A possible explanation for this significant reduction despite the low consultation rate is that consults placed for the most severely diseased allowed for large outcome improvement among these patients. In turn, the mean measures of care for the whole population improved. Regardless of the mechanism of improvement, there was still a tangible benefit of having the consultative service, even with low rates of consultation. Therefore, it is likely that with higher utilization of the service, there may be even greater improvements in care measures.

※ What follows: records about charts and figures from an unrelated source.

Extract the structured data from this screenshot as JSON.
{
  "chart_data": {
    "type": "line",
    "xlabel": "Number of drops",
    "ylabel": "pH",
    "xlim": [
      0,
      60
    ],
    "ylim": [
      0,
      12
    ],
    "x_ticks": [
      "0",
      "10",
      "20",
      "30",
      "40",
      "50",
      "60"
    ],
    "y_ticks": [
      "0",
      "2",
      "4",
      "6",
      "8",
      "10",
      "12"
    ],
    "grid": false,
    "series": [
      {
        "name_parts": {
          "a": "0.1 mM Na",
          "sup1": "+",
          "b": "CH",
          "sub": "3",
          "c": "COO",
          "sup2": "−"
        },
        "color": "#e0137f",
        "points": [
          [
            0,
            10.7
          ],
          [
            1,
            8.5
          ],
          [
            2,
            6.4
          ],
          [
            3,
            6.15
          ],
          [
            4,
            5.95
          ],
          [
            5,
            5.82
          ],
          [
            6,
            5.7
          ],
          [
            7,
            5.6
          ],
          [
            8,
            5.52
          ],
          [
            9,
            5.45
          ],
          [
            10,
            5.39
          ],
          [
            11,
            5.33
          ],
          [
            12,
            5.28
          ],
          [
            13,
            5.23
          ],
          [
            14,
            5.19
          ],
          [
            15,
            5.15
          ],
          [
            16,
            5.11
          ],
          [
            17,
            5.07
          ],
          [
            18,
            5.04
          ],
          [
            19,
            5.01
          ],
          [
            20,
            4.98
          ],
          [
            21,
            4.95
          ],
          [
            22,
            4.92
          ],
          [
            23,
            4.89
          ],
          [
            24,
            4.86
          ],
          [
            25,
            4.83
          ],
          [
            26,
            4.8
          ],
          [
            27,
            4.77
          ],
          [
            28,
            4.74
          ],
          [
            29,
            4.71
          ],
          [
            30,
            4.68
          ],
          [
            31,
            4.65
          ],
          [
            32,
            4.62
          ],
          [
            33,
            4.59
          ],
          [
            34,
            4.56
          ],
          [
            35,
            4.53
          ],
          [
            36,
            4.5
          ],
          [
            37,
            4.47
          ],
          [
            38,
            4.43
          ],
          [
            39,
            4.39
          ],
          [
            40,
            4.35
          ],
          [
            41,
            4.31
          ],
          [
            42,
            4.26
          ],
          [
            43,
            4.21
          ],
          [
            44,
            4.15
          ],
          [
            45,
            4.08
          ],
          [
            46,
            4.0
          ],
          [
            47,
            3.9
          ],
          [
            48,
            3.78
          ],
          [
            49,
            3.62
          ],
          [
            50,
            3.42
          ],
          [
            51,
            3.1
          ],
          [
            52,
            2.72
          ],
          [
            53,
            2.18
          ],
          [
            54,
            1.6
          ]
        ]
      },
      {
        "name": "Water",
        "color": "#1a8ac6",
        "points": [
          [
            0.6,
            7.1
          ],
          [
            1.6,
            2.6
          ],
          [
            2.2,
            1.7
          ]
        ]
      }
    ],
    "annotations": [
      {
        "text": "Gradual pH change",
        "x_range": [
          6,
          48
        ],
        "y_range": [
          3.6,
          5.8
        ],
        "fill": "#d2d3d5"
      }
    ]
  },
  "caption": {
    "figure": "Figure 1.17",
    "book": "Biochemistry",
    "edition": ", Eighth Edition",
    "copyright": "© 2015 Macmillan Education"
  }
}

Of note, there was a significant increase in the rate of seeking specialized outpatient follow-up care after the service’s establishment. The increase from 6.2% to 24.4% of patients is likely due to patient knowledge of the existence of specialists, as well as dermatologist-directed education about the importance of specialized care. While this numerical increase does not directly measure care quality, it can be hypothesized that patients who receive specialized follow-up will have comprehensive disease treatment, potentially preventing same-cause readmission. Unfortunately, there was no significant difference found in hospital readmission rates. Despite prior studies finding a 10-fold decrease in readmission [10], the limited number of readmissions, especially those from a dermatologic cause, did not have the power to observe any significant difference between the groups. Future studies with larger sample sizes and numbers of readmissions could be beneficial in further investigating this care outcome.

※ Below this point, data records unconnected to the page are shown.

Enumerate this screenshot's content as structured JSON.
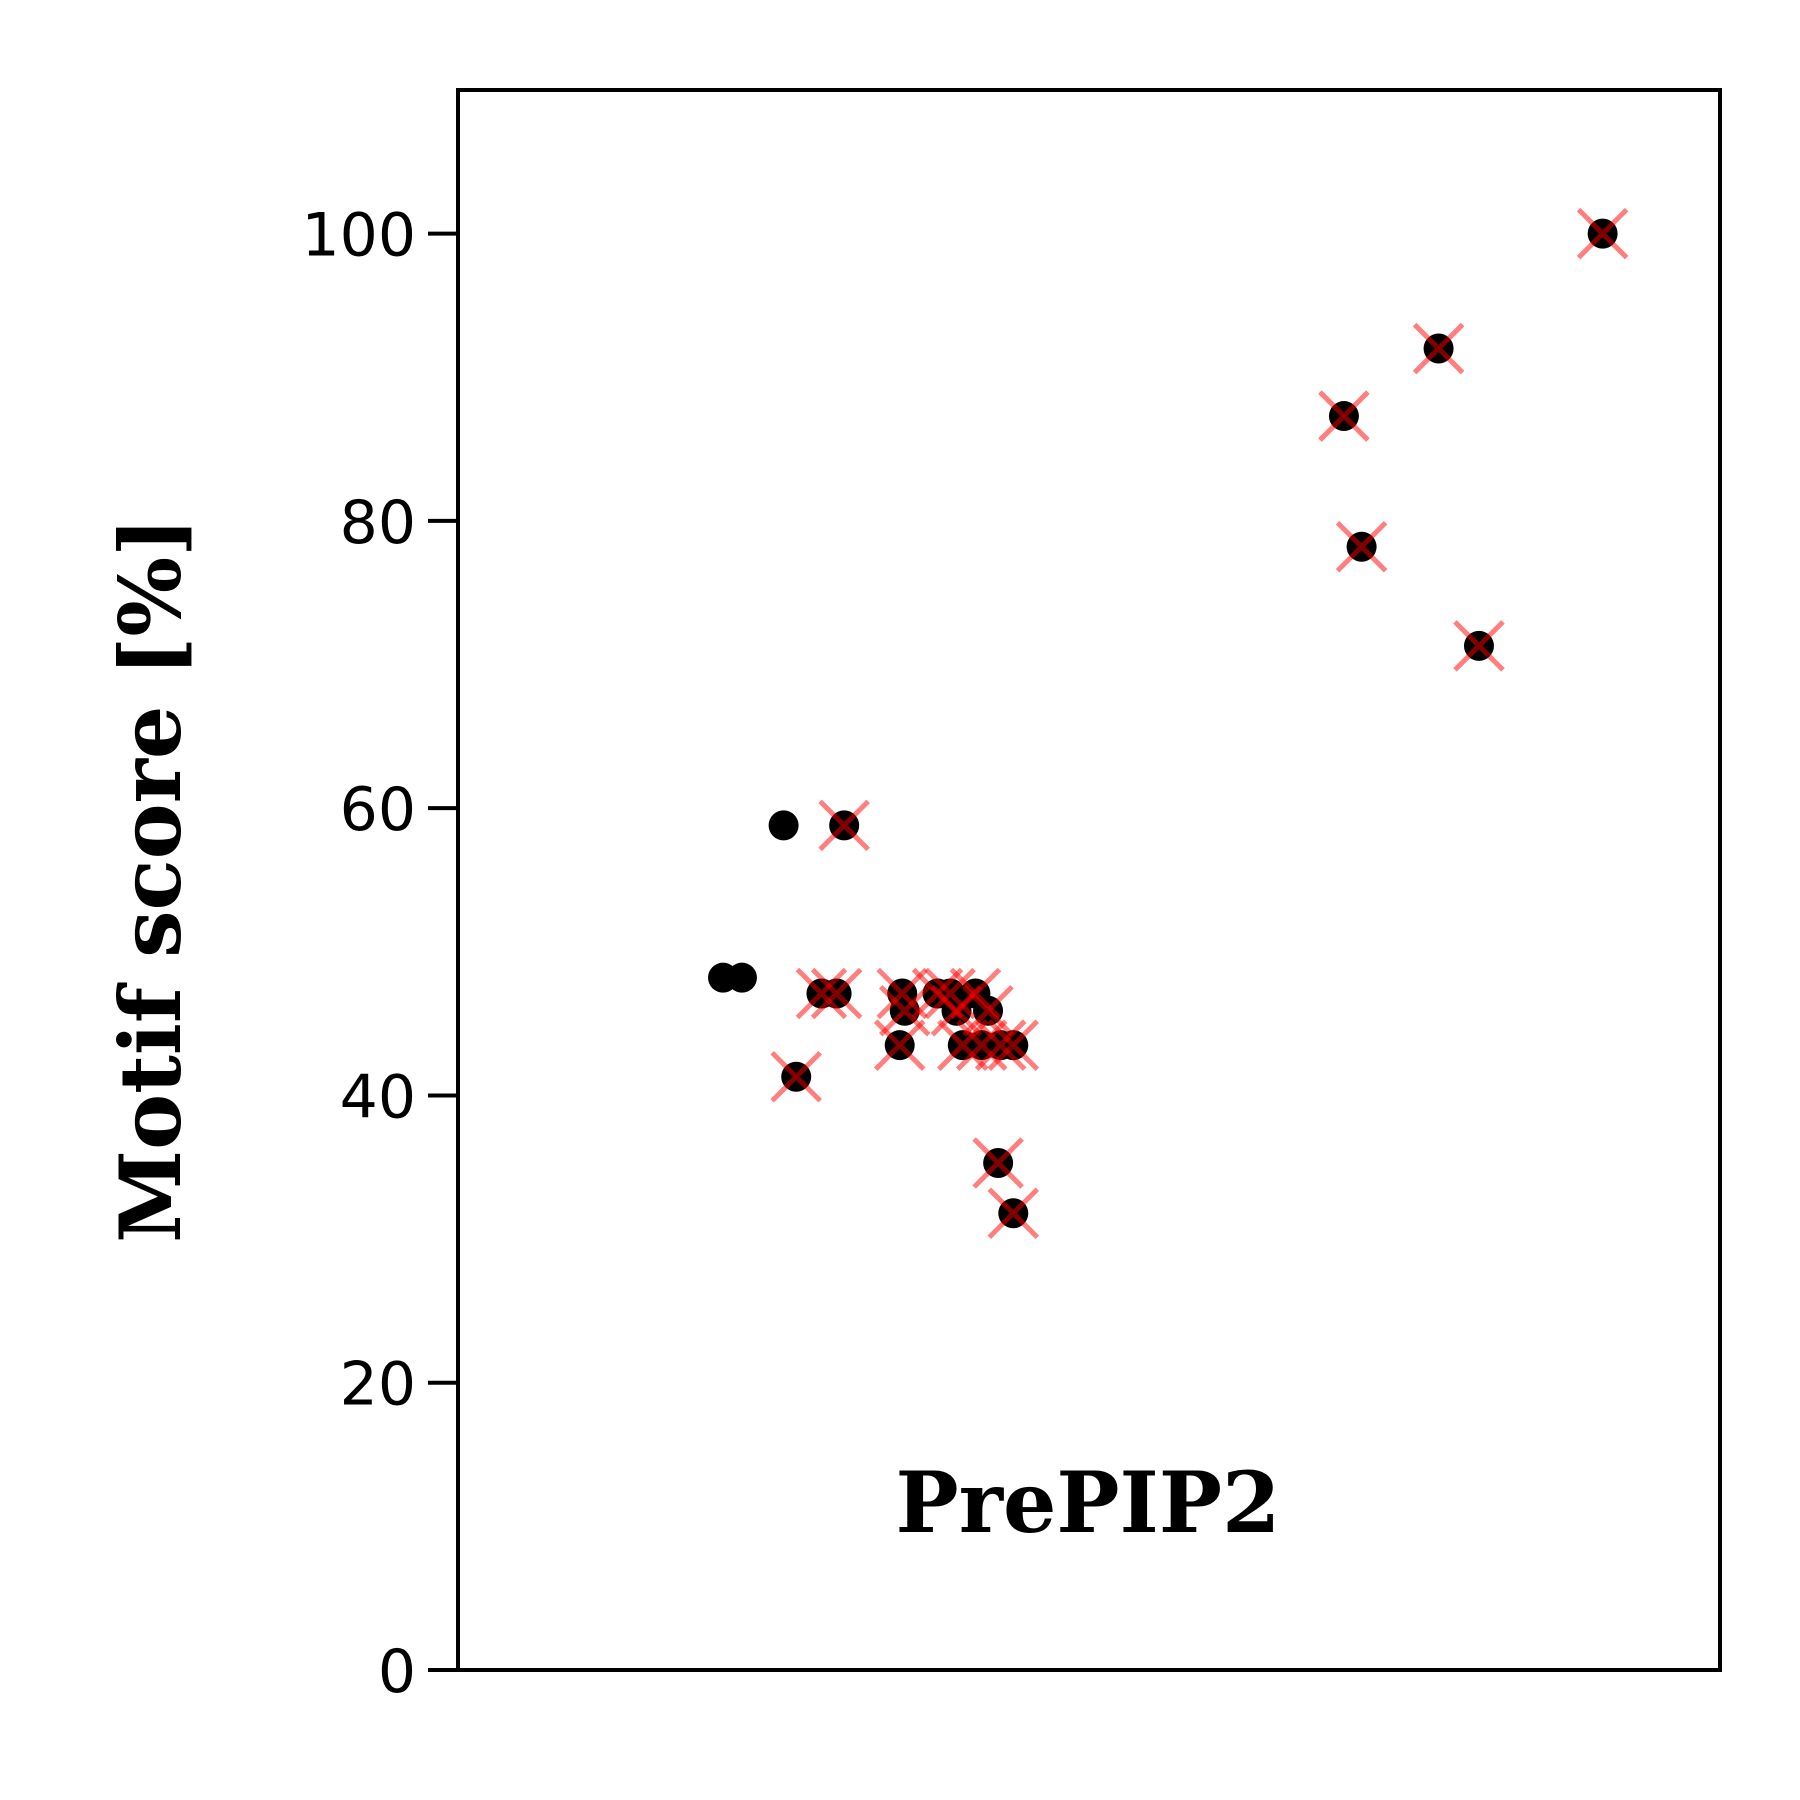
{
  "chart_data": {
    "type": "scatter",
    "title": "",
    "xlabel": "",
    "ylabel": "Motif score [%]",
    "ylim": [
      0,
      110
    ],
    "yticks": [
      0,
      20,
      40,
      60,
      80,
      100
    ],
    "xlim": [
      0,
      1
    ],
    "x_ticks_shown": false,
    "grid": false,
    "annotation": "PrePIP2",
    "series": [
      {
        "marker": "dot",
        "color": "#000000",
        "points": [
          {
            "x": 0.21,
            "y": 48.2
          },
          {
            "x": 0.225,
            "y": 48.2
          },
          {
            "x": 0.258,
            "y": 58.8
          },
          {
            "x": 0.268,
            "y": 41.3
          },
          {
            "x": 0.288,
            "y": 47.1
          },
          {
            "x": 0.3,
            "y": 47.1
          },
          {
            "x": 0.306,
            "y": 58.8
          },
          {
            "x": 0.35,
            "y": 43.5
          },
          {
            "x": 0.352,
            "y": 47.1
          },
          {
            "x": 0.354,
            "y": 45.9
          },
          {
            "x": 0.38,
            "y": 47.1
          },
          {
            "x": 0.39,
            "y": 47.1
          },
          {
            "x": 0.395,
            "y": 45.9
          },
          {
            "x": 0.4,
            "y": 43.5
          },
          {
            "x": 0.41,
            "y": 47.1
          },
          {
            "x": 0.415,
            "y": 43.5
          },
          {
            "x": 0.42,
            "y": 45.9
          },
          {
            "x": 0.43,
            "y": 43.5
          },
          {
            "x": 0.44,
            "y": 43.5
          },
          {
            "x": 0.428,
            "y": 35.3
          },
          {
            "x": 0.44,
            "y": 31.8
          },
          {
            "x": 0.702,
            "y": 87.3
          },
          {
            "x": 0.716,
            "y": 78.2
          },
          {
            "x": 0.777,
            "y": 92.0
          },
          {
            "x": 0.809,
            "y": 71.3
          },
          {
            "x": 0.907,
            "y": 100.0
          }
        ]
      },
      {
        "marker": "x",
        "color": "#ff0000",
        "points": [
          {
            "x": 0.268,
            "y": 41.3
          },
          {
            "x": 0.288,
            "y": 47.1
          },
          {
            "x": 0.3,
            "y": 47.1
          },
          {
            "x": 0.306,
            "y": 58.8
          },
          {
            "x": 0.35,
            "y": 43.5
          },
          {
            "x": 0.352,
            "y": 47.1
          },
          {
            "x": 0.354,
            "y": 45.9
          },
          {
            "x": 0.38,
            "y": 47.1
          },
          {
            "x": 0.39,
            "y": 47.1
          },
          {
            "x": 0.395,
            "y": 45.9
          },
          {
            "x": 0.4,
            "y": 43.5
          },
          {
            "x": 0.41,
            "y": 47.1
          },
          {
            "x": 0.415,
            "y": 43.5
          },
          {
            "x": 0.42,
            "y": 45.9
          },
          {
            "x": 0.43,
            "y": 43.5
          },
          {
            "x": 0.44,
            "y": 43.5
          },
          {
            "x": 0.428,
            "y": 35.3
          },
          {
            "x": 0.44,
            "y": 31.8
          },
          {
            "x": 0.702,
            "y": 87.3
          },
          {
            "x": 0.716,
            "y": 78.2
          },
          {
            "x": 0.777,
            "y": 92.0
          },
          {
            "x": 0.809,
            "y": 71.3
          },
          {
            "x": 0.907,
            "y": 100.0
          }
        ]
      }
    ]
  }
}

While overcoming the limitations of prior research, this study does have a few important limitations of its own. In addition to its limited sample size, the study’s location at a single midwestern academic hospital may not allow for generalizability to all hospital settings. Finally, the nature of chart review introduces the potential for variability in documentation, specifically in ICD-10 code selection, which could lead to inaccuracies in data.
Conclusions
The results of this study showed that the establishment of dermatologic consultative services in an inpatient setting resulted in a significant reduction in hospital length of stay among dermatologic patients, as well as increased rates of patients seeking specialist outpatient follow-up. The reduction in hospital length of stay is an indicator of more efficient care that may also reduce the overall financial burden. This study took on a new perspective in its analysis by evaluating the totality of the dermatologic patient population instead of comparison based on consultation status, which allowed for the determination of the effect that the availability of the service has on overall patient care.
The benefit of service availability was indicated by the reduced hospitalization length and was present despite the low rate of consultation among the post-implementation cohort. Higher utilization of consultations may result in greater improvements in quality-of-care measures. The quantitative improvement in shorter hospital stays adds to the previously established qualitative benefit of hospital dermatologists in appropriate diagnosis and treatment. Hospitals should consider the implementation and utilization of inpatient dermatology consultative services to improve patient care for cutaneous disease.
The authors have declared that no competing interests exist.
Human Ethics
Consent was obtained or waived by all participants in this study. University of Nebraska Medical Center Institutional Review Board issued approval 0338-20-EP
Animal Ethics
Animal subjects: All authors have confirmed that this study did not involve animal subjects or tissue.